Disturbed sleep often reflects a troubled mind. In order to sleep well, we must first put our minds at ease. As yoga practitioners, we often focus on creating a ritual for beginning our day. It is just as beneficial to create and end-of-day ritual, especially if we have trouble sleeping. Try going beyond the typical suggestions many doctors give to take melatonin, try lavender essential oil, and enjoy a cup of chamomile tea. We can get to the heart of what really disrupts our sleep by keeping a bedtime journal. Try this practice:

  • Take a few moments and free-write about your day. Be sure to include the things that went well and the things that didn’t go as well as you would have liked.
  • Pay particular attention to the things that made you feel ashamed, guilty, or areas where you feel you missed the mark.
  • Honestly assess these things and consider whether the feelings are simply feelings or if there is anything for which an apology is warranted and an amends need be made. Take gentle care in this. Many of the things that cause us to feel guilt and shame -especially if they occurred long ago- are trigger points where we have been wounded and best to work through with a therapist or even a trusted loved one. Try to reflect only on the day you are ending without venturing further into your past.
  • If the feelings are just feelings, there may be something deeper calling your attention, but best to take that on in the waking hours.
  • If you do owe someone an apology, write it down. Also, write down how and when you will offer any necessary amends.
  • Whether the feeling is “just a feeling” or not, forgive yourself. We all make mistakes! It is our work to learn from them and do better next time.
  • Give just as much attention to the things of which you are proud!

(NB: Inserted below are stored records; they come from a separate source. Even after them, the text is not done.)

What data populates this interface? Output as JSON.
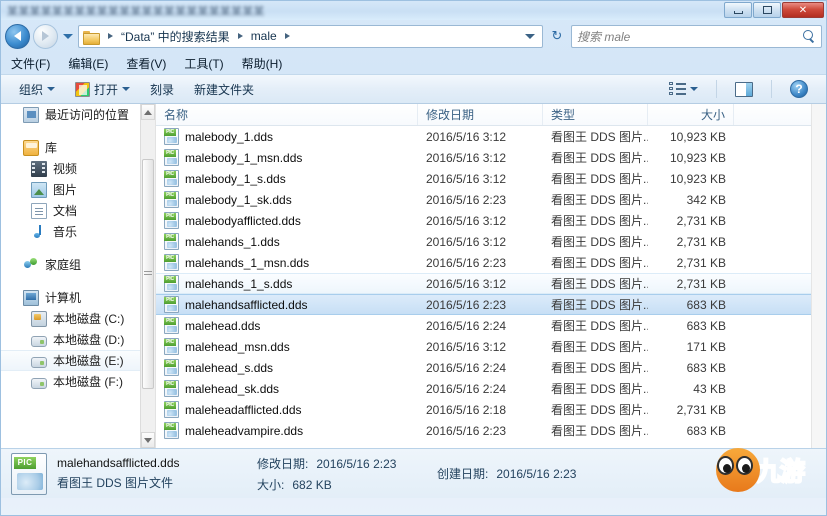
{
  "window": {
    "title_blurred": "某某某某某某某某某某某某某某某某某某某某某某某",
    "controls": {
      "minimize": "最小化",
      "maximize": "最大化",
      "close": "✕"
    }
  },
  "address_bar": {
    "back_tooltip": "后退",
    "forward_tooltip": "前进",
    "history_tooltip": "最近访问的位置",
    "breadcrumbs": [
      "“Data” 中的搜索结果",
      "male"
    ],
    "refresh_label": "↻"
  },
  "search": {
    "placeholder": "搜索 male",
    "icon": "search-icon"
  },
  "menu": {
    "items": [
      {
        "label": "文件(F)",
        "accel": "F"
      },
      {
        "label": "编辑(E)",
        "accel": "E"
      },
      {
        "label": "查看(V)",
        "accel": "V"
      },
      {
        "label": "工具(T)",
        "accel": "T"
      },
      {
        "label": "帮助(H)",
        "accel": "H"
      }
    ]
  },
  "toolbar": {
    "organize": "组织",
    "open": "打开",
    "burn": "刻录",
    "new_folder": "新建文件夹",
    "view_icon": "list-view-icon",
    "preview_icon": "preview-pane-icon",
    "help_icon": "help-icon"
  },
  "sidebar": {
    "items": [
      {
        "label": "最近访问的位置",
        "icon": "recent-places-icon",
        "level": "top"
      },
      {
        "label": "库",
        "icon": "library-icon",
        "level": "top"
      },
      {
        "label": "视频",
        "icon": "video-icon",
        "level": "child"
      },
      {
        "label": "图片",
        "icon": "pictures-icon",
        "level": "child"
      },
      {
        "label": "文档",
        "icon": "documents-icon",
        "level": "child"
      },
      {
        "label": "音乐",
        "icon": "music-icon",
        "level": "child"
      },
      {
        "label": "家庭组",
        "icon": "homegroup-icon",
        "level": "top"
      },
      {
        "label": "计算机",
        "icon": "computer-icon",
        "level": "top"
      },
      {
        "label": "本地磁盘 (C:)",
        "icon": "system-drive-icon",
        "level": "child"
      },
      {
        "label": "本地磁盘 (D:)",
        "icon": "drive-icon",
        "level": "child"
      },
      {
        "label": "本地磁盘 (E:)",
        "icon": "drive-icon",
        "level": "child",
        "selected": true
      },
      {
        "label": "本地磁盘 (F:)",
        "icon": "drive-icon",
        "level": "child"
      }
    ]
  },
  "file_list": {
    "columns": [
      "名称",
      "修改日期",
      "类型",
      "大小"
    ],
    "rows": [
      {
        "name": "malebody_1.dds",
        "date": "2016/5/16 3:12",
        "type": "看图王 DDS 图片...",
        "size": "10,923 KB",
        "state": ""
      },
      {
        "name": "malebody_1_msn.dds",
        "date": "2016/5/16 3:12",
        "type": "看图王 DDS 图片...",
        "size": "10,923 KB",
        "state": ""
      },
      {
        "name": "malebody_1_s.dds",
        "date": "2016/5/16 3:12",
        "type": "看图王 DDS 图片...",
        "size": "10,923 KB",
        "state": ""
      },
      {
        "name": "malebody_1_sk.dds",
        "date": "2016/5/16 2:23",
        "type": "看图王 DDS 图片...",
        "size": "342 KB",
        "state": ""
      },
      {
        "name": "malebodyafflicted.dds",
        "date": "2016/5/16 3:12",
        "type": "看图王 DDS 图片...",
        "size": "2,731 KB",
        "state": ""
      },
      {
        "name": "malehands_1.dds",
        "date": "2016/5/16 3:12",
        "type": "看图王 DDS 图片...",
        "size": "2,731 KB",
        "state": ""
      },
      {
        "name": "malehands_1_msn.dds",
        "date": "2016/5/16 2:23",
        "type": "看图王 DDS 图片...",
        "size": "2,731 KB",
        "state": ""
      },
      {
        "name": "malehands_1_s.dds",
        "date": "2016/5/16 3:12",
        "type": "看图王 DDS 图片...",
        "size": "2,731 KB",
        "state": "hover"
      },
      {
        "name": "malehandsafflicted.dds",
        "date": "2016/5/16 2:23",
        "type": "看图王 DDS 图片...",
        "size": "683 KB",
        "state": "selected"
      },
      {
        "name": "malehead.dds",
        "date": "2016/5/16 2:24",
        "type": "看图王 DDS 图片...",
        "size": "683 KB",
        "state": ""
      },
      {
        "name": "malehead_msn.dds",
        "date": "2016/5/16 3:12",
        "type": "看图王 DDS 图片...",
        "size": "171 KB",
        "state": ""
      },
      {
        "name": "malehead_s.dds",
        "date": "2016/5/16 2:24",
        "type": "看图王 DDS 图片...",
        "size": "683 KB",
        "state": ""
      },
      {
        "name": "malehead_sk.dds",
        "date": "2016/5/16 2:24",
        "type": "看图王 DDS 图片...",
        "size": "43 KB",
        "state": ""
      },
      {
        "name": "maleheadafflicted.dds",
        "date": "2016/5/16 2:18",
        "type": "看图王 DDS 图片...",
        "size": "2,731 KB",
        "state": ""
      },
      {
        "name": "maleheadvampire.dds",
        "date": "2016/5/16 2:23",
        "type": "看图王 DDS 图片...",
        "size": "683 KB",
        "state": ""
      }
    ]
  },
  "details_pane": {
    "file_name": "malehandsafflicted.dds",
    "modified_label": "修改日期:",
    "modified_value": "2016/5/16 2:23",
    "created_label": "创建日期:",
    "created_value": "2016/5/16 2:23",
    "type_value": "看图王 DDS 图片文件",
    "size_label": "大小:",
    "size_value": "682 KB"
  },
  "watermark": {
    "text": "九游"
  },
  "colors": {
    "selection_blue": "#c7dff5",
    "chrome_blue": "#cfe2f5",
    "close_red": "#b32f21",
    "pic_green": "#4e9e31",
    "accent_text": "#3b6285"
  }
}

How were you helpful? How did you make someone’s day better? Write down even things that seem insignificant to you. You never know how a gentle smile or kind word has the power to alter someone’s day for the better!

Like sleep, our memories are variable and changing. If there is a memory that brings us pain, we can change it. That does not mean we can change what happened. However, we can shift our perception around what happened. Perhaps we found ourselves in a disempowering situation. When we remember the event, it causes us pain. What would make us feel empowered in that situation? Perhaps we realize that what we experienced was not our fault. Maybe we consider the possibility that we are fundamentally good no matter what we went through. Can we entertain the idea that we might be able to help others going through something similar?

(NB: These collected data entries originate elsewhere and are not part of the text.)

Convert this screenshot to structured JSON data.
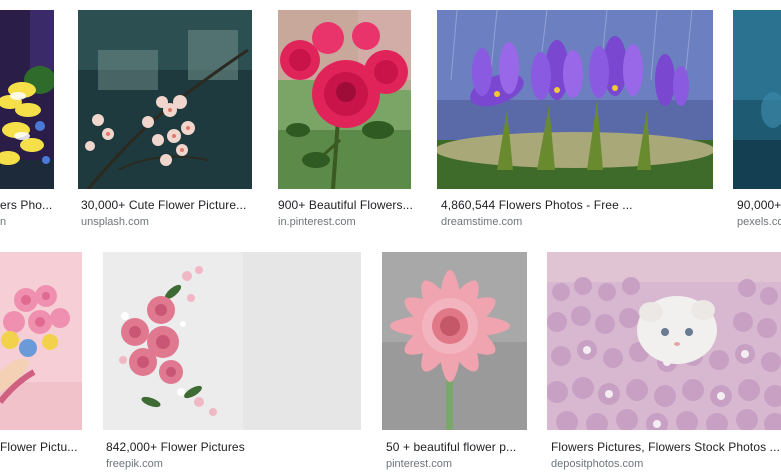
{
  "results": [
    {
      "title": "ers Pho...",
      "source": "n",
      "image": "flower-image"
    },
    {
      "title": "30,000+ Cute Flower Picture...",
      "source": "unsplash.com",
      "image": "flower-image"
    },
    {
      "title": "900+ Beautiful Flowers...",
      "source": "in.pinterest.com",
      "image": "rose-image"
    },
    {
      "title": "4,860,544 Flowers Photos - Free ...",
      "source": "dreamstime.com",
      "image": "crocus-image"
    },
    {
      "title": "90,000+",
      "source": "pexels.co",
      "image": "flower-image"
    },
    {
      "title": "Flower Pictu...",
      "source": "",
      "image": "bouquet-image"
    },
    {
      "title": "842,000+ Flower Pictures",
      "source": "freepik.com",
      "image": "rose-wreath-image"
    },
    {
      "title": "50 + beautiful flower p...",
      "source": "pinterest.com",
      "image": "gerbera-image"
    },
    {
      "title": "Flowers Pictures, Flowers Stock Photos ...",
      "source": "depositphotos.com",
      "image": "kitten-flowers-image"
    }
  ]
}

Some memories we can work through on our own. Others may be too painful and overwhelming. Let’s be kind to ourselves, gentle with ourselves. Again, the help of a trusted loved one or a licensed therapist who resonates with us can offer a path to healing and integration. And integration, indeed, is yoga.

Thinking our experience.

We experience Yoga when we are able to separate the truth of who we are from our fleeting, transient thoughts. Becoming the observer of our thoughts allows us greater freedom and flexibility around what and how we think. It is a relief to realize our thoughts are not real! We are not stuck in some fixed state at the affect of the world. Rather, we are co-creators with reality. If we don’t like what we are seeing, we can choose to see differently and engage life in such a way at to elevate our experience.